THE PORCELAIN ROSE
September 24 – October 24, 2021
The porcelain rose or Etlingera elatior, a succulent plant indigenous to regions with tropical climate, encapsulates the essence of Paula Sengupta’s project. A native of the Southeast Asian humid rainforests, it is also found in the equatorial regions of Africa. The genus is named after eighteenth-century German botanist Andreas Ernst Etlinger, reflecting a well-established strategy of colonial nomenclature. The interregional associations of the plant are further enhanced by the evocation of porcelain—specialized pottery integral to Chinese art history.
An avid artist, archivist and ethnographer, Sengupta arrives at this juncture through her persistent efforts to reclaim chintz—the masterfully dyed, painted and printed cotton of Coromandel, celebrated for its hybrid and transgressive visuals. In the historical chintz textile, rich intercultural socio-religious themes such as Kalpavriksha or the wish-fulfilling tree emerge as a repository of ambiguity — the meticulously drawn vegetal forms gradually evolving into elegant birds or ferocious predators.
Camouflage or the act of concealment emerges in her recent works on display as a visual strategy to destabilize the frail boundary between serenity and uncertainty; it is also a reminder of the human condition, and of human folly in the guise of refinement.
The sophisticated delineation of flora and fauna in her most recent drawings, wittily posed against paper with pressed plant specimens, compels us to see the tension between found and constructed visuals, and seemingly conclusive and preposterous narratives.
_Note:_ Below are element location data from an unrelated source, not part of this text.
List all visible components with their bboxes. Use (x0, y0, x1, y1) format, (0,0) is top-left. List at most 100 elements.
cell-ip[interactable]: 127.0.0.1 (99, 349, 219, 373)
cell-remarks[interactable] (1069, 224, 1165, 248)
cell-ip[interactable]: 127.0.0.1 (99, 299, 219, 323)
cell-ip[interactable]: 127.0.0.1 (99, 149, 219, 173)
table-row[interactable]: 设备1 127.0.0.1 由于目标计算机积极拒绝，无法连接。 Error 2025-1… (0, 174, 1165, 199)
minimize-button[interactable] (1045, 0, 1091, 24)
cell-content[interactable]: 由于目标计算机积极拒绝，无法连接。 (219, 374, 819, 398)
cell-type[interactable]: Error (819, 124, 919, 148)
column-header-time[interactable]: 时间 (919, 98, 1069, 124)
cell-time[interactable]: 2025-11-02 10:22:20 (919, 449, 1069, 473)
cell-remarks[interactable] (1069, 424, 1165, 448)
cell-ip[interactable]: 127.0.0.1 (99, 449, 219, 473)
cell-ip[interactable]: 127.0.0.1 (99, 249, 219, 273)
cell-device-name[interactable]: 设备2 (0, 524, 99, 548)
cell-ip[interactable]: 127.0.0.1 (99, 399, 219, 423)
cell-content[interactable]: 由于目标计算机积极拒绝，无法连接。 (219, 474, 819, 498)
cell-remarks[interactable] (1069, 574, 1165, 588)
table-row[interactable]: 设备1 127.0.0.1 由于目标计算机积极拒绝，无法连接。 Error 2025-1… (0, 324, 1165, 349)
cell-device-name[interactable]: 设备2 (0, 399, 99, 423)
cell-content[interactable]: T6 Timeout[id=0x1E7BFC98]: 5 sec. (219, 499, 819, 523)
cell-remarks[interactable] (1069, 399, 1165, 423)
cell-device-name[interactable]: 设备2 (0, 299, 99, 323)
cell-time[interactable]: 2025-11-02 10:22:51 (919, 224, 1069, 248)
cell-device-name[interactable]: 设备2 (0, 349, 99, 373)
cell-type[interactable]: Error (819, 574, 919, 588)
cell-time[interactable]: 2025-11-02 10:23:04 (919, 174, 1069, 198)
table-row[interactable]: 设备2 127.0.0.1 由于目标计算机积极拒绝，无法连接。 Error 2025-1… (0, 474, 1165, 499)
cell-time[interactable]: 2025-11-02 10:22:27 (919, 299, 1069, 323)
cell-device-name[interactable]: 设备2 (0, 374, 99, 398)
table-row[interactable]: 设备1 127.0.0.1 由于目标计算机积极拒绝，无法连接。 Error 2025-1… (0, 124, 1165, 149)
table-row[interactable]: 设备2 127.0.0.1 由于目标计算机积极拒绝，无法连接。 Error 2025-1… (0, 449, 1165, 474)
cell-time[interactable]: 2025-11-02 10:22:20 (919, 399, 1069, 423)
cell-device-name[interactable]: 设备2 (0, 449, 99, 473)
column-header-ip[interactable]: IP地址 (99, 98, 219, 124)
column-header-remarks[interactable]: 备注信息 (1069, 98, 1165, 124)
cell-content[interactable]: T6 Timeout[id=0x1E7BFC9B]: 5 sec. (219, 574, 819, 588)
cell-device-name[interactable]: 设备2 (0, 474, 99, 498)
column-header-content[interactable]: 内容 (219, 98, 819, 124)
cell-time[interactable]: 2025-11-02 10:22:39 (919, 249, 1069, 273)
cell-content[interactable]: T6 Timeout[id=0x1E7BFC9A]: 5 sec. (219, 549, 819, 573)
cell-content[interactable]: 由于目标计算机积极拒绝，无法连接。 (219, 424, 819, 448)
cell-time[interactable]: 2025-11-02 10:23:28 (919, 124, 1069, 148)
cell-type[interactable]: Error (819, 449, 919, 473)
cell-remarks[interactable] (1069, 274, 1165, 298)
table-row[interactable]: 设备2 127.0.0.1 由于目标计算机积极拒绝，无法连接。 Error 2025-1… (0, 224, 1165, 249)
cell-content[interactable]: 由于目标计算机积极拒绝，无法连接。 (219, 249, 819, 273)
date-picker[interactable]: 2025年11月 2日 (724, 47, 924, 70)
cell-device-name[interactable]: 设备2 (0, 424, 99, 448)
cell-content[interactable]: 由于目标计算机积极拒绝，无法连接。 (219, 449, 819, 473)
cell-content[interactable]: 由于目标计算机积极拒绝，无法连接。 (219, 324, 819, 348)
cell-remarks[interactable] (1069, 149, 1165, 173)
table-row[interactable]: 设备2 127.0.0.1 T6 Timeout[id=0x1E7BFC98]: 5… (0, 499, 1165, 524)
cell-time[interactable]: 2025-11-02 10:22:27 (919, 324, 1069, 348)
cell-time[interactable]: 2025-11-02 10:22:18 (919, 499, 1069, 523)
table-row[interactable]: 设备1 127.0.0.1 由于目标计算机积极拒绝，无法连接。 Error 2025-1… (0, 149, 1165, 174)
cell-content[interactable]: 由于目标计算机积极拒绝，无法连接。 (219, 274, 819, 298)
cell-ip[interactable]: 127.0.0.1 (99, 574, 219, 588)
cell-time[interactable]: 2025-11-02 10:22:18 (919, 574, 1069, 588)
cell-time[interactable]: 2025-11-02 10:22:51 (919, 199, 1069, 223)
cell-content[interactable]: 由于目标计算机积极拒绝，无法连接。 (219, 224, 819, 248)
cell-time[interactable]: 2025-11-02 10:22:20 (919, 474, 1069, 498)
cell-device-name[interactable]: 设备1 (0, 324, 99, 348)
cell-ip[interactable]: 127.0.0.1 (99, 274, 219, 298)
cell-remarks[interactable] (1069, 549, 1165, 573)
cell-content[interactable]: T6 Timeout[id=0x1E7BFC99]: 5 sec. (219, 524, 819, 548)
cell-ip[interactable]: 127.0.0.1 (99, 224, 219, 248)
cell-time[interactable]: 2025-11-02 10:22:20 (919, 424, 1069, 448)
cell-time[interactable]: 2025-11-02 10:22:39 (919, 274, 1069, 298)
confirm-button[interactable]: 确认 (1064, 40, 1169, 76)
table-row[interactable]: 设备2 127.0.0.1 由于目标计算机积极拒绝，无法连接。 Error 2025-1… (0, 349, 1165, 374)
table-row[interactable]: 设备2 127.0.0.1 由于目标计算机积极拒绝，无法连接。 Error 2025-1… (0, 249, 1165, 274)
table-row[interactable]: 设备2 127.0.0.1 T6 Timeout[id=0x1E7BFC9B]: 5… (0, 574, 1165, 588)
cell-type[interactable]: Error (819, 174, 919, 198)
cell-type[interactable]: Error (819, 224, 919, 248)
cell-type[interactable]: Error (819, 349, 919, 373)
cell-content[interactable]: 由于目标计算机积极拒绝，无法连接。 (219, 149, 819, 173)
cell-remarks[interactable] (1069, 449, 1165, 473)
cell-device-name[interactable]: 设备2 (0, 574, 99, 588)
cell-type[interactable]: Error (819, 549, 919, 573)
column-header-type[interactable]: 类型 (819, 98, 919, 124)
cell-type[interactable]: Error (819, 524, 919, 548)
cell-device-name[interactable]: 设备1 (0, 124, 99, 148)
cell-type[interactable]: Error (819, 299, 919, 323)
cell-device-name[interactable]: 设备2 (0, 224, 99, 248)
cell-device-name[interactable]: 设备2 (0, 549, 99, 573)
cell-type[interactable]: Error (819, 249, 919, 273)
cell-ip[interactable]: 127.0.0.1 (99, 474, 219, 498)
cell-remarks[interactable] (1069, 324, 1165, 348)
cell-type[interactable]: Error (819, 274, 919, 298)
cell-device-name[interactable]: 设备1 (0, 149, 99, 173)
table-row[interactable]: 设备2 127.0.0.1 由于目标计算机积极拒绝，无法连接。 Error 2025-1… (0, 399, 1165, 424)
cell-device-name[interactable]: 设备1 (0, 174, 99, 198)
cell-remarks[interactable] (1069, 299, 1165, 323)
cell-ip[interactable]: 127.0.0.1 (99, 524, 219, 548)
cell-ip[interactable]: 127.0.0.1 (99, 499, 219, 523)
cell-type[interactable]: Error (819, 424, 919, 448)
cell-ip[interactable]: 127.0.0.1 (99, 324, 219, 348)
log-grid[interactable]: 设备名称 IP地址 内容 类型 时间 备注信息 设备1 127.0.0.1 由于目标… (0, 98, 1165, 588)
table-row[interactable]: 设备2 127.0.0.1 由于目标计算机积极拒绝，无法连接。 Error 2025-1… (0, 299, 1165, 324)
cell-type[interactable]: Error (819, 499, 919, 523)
The Forest of Folly elucidates how the process of making the visuals aids the conceptual rigour. Upon settling their gaze on the picture, viewers are confronted with a majestic tiger with two tails lurking in a forest of flora-embedded rice paper. The pressed herbarium functions as the tangible residue of plants sheltering the predator as well as the wandering zebras and wildebeest. At places, the ink lines intersect with the plant specimens, pushing them to the background; in other instances, the pressed leaves are connected with brush lines to constitute branches of trees, denying a division between the figure and the ground.
About the artist
Dr. Paula Sengupta is an artist, academic, curator, and art writer. She is Professor at the Department of Graphics-Printmaking at the Faculty of Visual Arts, Rabindra Bharati University, Kolkata.
Trained as a printmaker, Paula’s repertoire as an artist includes broadsheets, artist’s books, objects, installation, and community art projects. She works across mediums that include printmaking, textiles and embroidery, papermaking, and much else. She is widely exhibited in India and abroad.
She is author of The Printed Picture: Four Centuries of Indian Printmaking published by the Delhi Art Gallery, New Delhi in 2012 and Foreign & Indigenous Influences in Indian Printmaking published by LAP Lambert Academic Publishing, Saarbrucken, Germany in 2013.
“The word “Serengeti” means ‘endless plain’ in Masai. And it is truly endless. As far as the eye can see, it is a vast, limitless grassland, extending into the horizon and beyond. These are the Savannahs that I have read about since childhood, but witnessed for the first time here. I was told that in the summer, the grass dies out and this is a brown wasteland in which predators wander at large. Now, with afternoon thunderstorms washing the plain, we saw lions nestling and strolling through the grass at sundown, while leopards lounged camouflaged in tree branches in the afternoon sun.